Share

Bab 15

Luther tidak menyangka bahwa dia tidak memiliki kredibilitas sama sekali di hati Ariana. Setelah menjalani 3 tahun pernikahan, apakah posisi Luther bahkan lebih rendah daripada orang asing?

"Iya ... aku adalah orang jahat, sedangkan Wandy adalah orang baik. Aku mencemarkan nama baiknya, apa kamu puas sekarang?" ujar Luther mencemooh dirinya sendiri.

Ketika sebuah kepercayaan telah hilang, seberapa banyak pun penjelasan yang diberikan, tetap saja tidak akan ada gunanya.

"Sikap macam apa ini? Memangnya aku menuduh?" tanya Ariana seraya mengernyit.

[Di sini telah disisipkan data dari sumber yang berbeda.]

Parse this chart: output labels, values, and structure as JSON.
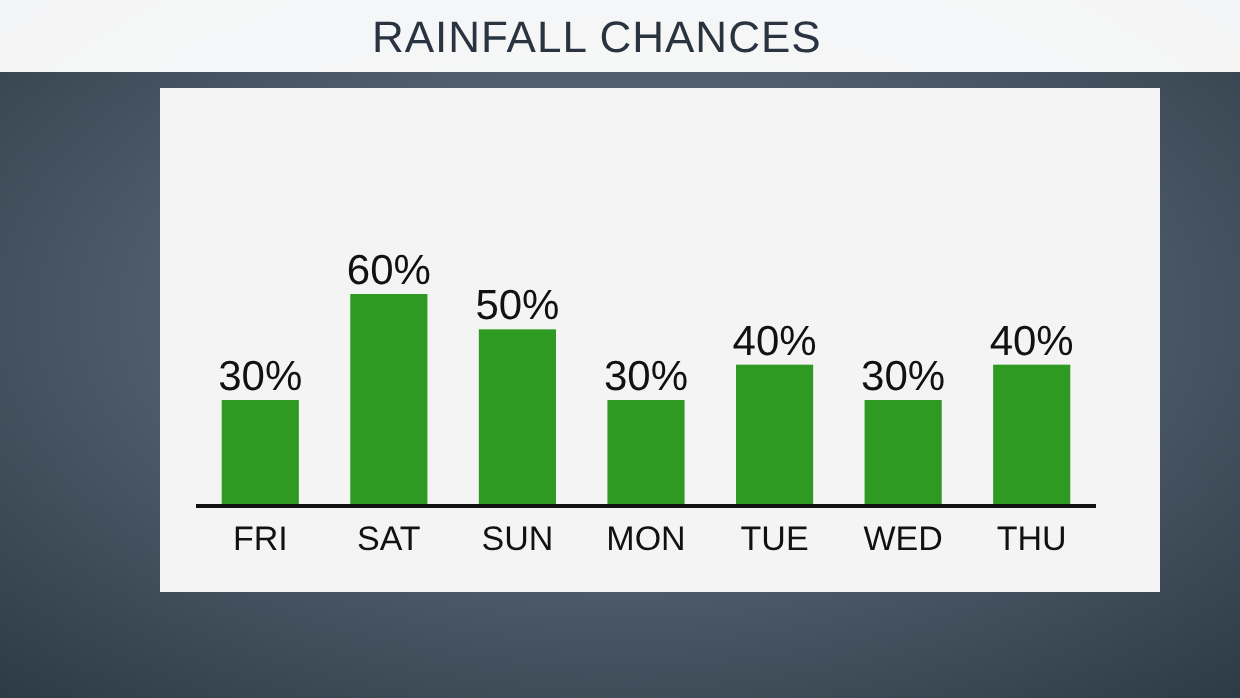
{
  "chart_data": {
    "type": "bar",
    "title": "RAINFALL CHANCES",
    "categories": [
      "FRI",
      "SAT",
      "SUN",
      "MON",
      "TUE",
      "WED",
      "THU"
    ],
    "values": [
      30,
      60,
      50,
      30,
      40,
      30,
      40
    ],
    "value_labels": [
      "30%",
      "60%",
      "50%",
      "30%",
      "40%",
      "30%",
      "40%"
    ],
    "color": "#2e9a22"
  }
}
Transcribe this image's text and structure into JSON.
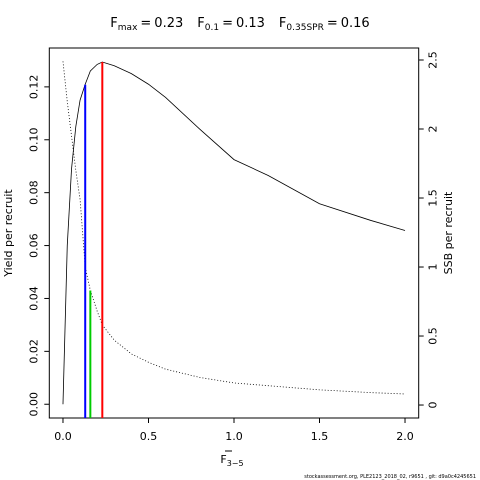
{
  "chart_data": {
    "type": "line",
    "title_items": [
      {
        "symbol": "F",
        "subscript": "max",
        "separator": "=",
        "value": 0.23
      },
      {
        "symbol": "F",
        "subscript": "0.1",
        "separator": "=",
        "value": 0.13
      },
      {
        "symbol": "F",
        "subscript": "0.35SPR",
        "separator": "=",
        "value": 0.16
      }
    ],
    "xlabel": "F",
    "xlabel_subscript": "3−5",
    "ylabel": "Yield per recruit",
    "y2label": "SSB per recruit",
    "footer": "stockassessment.org, PLE2123_2018_02, r9651 , git: d9a0c4245651",
    "x": [
      0,
      0.025,
      0.05,
      0.075,
      0.1,
      0.13,
      0.16,
      0.2,
      0.23,
      0.3,
      0.4,
      0.5,
      0.6,
      0.8,
      1.0,
      1.2,
      1.5,
      1.8,
      2.0
    ],
    "series": [
      {
        "name": "Yield per recruit",
        "color": "#000000",
        "dash": "solid",
        "axis": "y",
        "values": [
          0,
          0.06,
          0.089,
          0.105,
          0.115,
          0.121,
          0.126,
          0.1285,
          0.1294,
          0.128,
          0.125,
          0.121,
          0.116,
          0.104,
          0.0925,
          0.0865,
          0.0758,
          0.0695,
          0.0657
        ]
      },
      {
        "name": "SSB per recruit",
        "color": "#000000",
        "dash": "dotted",
        "axis": "y2",
        "values": [
          2.49,
          2.2,
          1.95,
          1.7,
          1.49,
          1.0,
          0.83,
          0.68,
          0.58,
          0.47,
          0.37,
          0.31,
          0.26,
          0.2,
          0.16,
          0.14,
          0.11,
          0.09,
          0.08
        ]
      }
    ],
    "reference_lines": [
      {
        "x": 0.23,
        "y": 0.1294,
        "axis": "y",
        "color": "#ff0000"
      },
      {
        "x": 0.13,
        "y": 0.1208,
        "axis": "y",
        "color": "#0000ff"
      },
      {
        "x": 0.16,
        "y": 0.83,
        "axis": "y2",
        "color": "#00cc00"
      }
    ],
    "xlim": [
      -0.08,
      2.08
    ],
    "xticks": [
      {
        "value": 0,
        "label": "0.0"
      },
      {
        "value": 0.5,
        "label": "0.5"
      },
      {
        "value": 1,
        "label": "1.0"
      },
      {
        "value": 1.5,
        "label": "1.5"
      },
      {
        "value": 2,
        "label": "2.0"
      }
    ],
    "ylim": [
      -0.0052,
      0.1347
    ],
    "yticks": [
      {
        "value": 0,
        "label": "0.00"
      },
      {
        "value": 0.02,
        "label": "0.02"
      },
      {
        "value": 0.04,
        "label": "0.04"
      },
      {
        "value": 0.06,
        "label": "0.06"
      },
      {
        "value": 0.08,
        "label": "0.08"
      },
      {
        "value": 0.1,
        "label": "0.10"
      },
      {
        "value": 0.12,
        "label": "0.12"
      }
    ],
    "y2lim": [
      -0.094,
      2.587
    ],
    "y2ticks": [
      0,
      0.5,
      1,
      1.5,
      2,
      2.5
    ]
  }
}
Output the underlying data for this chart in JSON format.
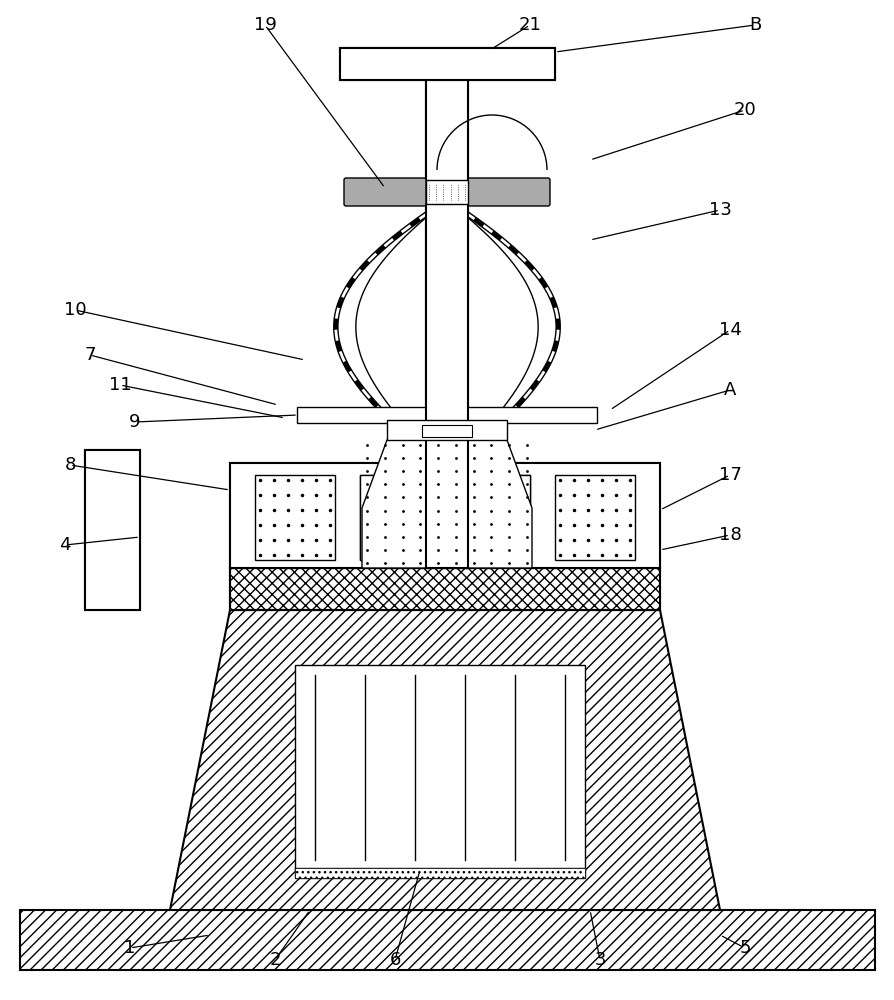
{
  "bg_color": "#ffffff",
  "line_color": "#000000",
  "fig_width": 8.95,
  "fig_height": 10.0,
  "lw": 1.0,
  "lw_thick": 1.5
}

"Tidak menuduh, memang aku yang bermulut besar. Aku pantas diperlakukan seperti ini," pungkas Luther dengan nada dingin.

"Kamu benar-benar keras kepala!" Ariana merasa agak kesal. Dia tidak menyangka Luther akan menjadi orang seperti ini.

Hanya karena cemburu, Luther dengan sengaja mencemarkan nama baik orang dan bahkan tidak menunjukkan penyesalan.

Apakah setelah perceraian itu, kini Luther telah sepenuhnya melepaskan topengnya?

"Sudahlah, Ariana. Jangan terlalu marah." Tiba-tiba, Wandy berpura-pura baik dengan berkata, "Melihat hubungan kita semakin dekat, wajar saja kalau Luther cemburu. Aku nggak menyalahkannya. Lagi pula, semua orang pasti bisa membuat kesalahan."

"Lihatlah Wandy, dia bahkan berbalik membelamu!" bentak Ariana yang terlihat frustrasi.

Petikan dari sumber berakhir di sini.